Should do the praise band thing very nicely, unless you need a lot of clean volume--these amps are not noted for headroom!

Robert
February 11th, 2015, 10:14 AM
Great little amps!

Monkus
February 11th, 2015, 12:44 PM
Thanks DVM and Robert ... !

I like the edge of breakup anyway, and i can always use the pedalboard or M9 in front. For cleans, the other guitarist bought the Cube60 and I can always run another guitar through the Roland KC550 keyboard amph. I went through a heavily repaired Fender Twin and a Peavey Vypr which both broke down. I want to cut down on the amount of stuff I have to transport to and from church all the time. Getting it for about USD 450.00. Picking it up tonight!

Monkus
March 6th, 2015, 05:38 AM
Update: I understand why this amp is timeless.
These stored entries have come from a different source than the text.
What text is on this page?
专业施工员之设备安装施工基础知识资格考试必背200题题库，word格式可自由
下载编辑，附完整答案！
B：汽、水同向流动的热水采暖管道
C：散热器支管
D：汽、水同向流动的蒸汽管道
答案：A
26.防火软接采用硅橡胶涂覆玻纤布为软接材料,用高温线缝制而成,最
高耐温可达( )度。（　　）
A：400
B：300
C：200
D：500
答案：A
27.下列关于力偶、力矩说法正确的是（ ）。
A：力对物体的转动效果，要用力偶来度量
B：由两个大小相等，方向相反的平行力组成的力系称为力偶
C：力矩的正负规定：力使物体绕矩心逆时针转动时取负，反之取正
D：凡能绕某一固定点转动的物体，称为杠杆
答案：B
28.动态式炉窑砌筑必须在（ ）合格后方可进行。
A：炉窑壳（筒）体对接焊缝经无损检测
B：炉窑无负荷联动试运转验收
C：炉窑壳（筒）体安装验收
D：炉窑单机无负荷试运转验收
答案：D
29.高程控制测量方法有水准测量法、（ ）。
I also understand why its used so much in praise and worship bands. Its clean (on the normal channel), breaks up beautifully on the Top Boost, roundly chimy and brilliant with single coils, warm and present with humbuckers. Lots of tones on tap and can find anything to suit any genre, except metal. A touch of on board reverb and tremolo goes a long way. Dime all the knobbies and use the guitar volume control to get the tone you need... priceless. This amp is going nowhere fast.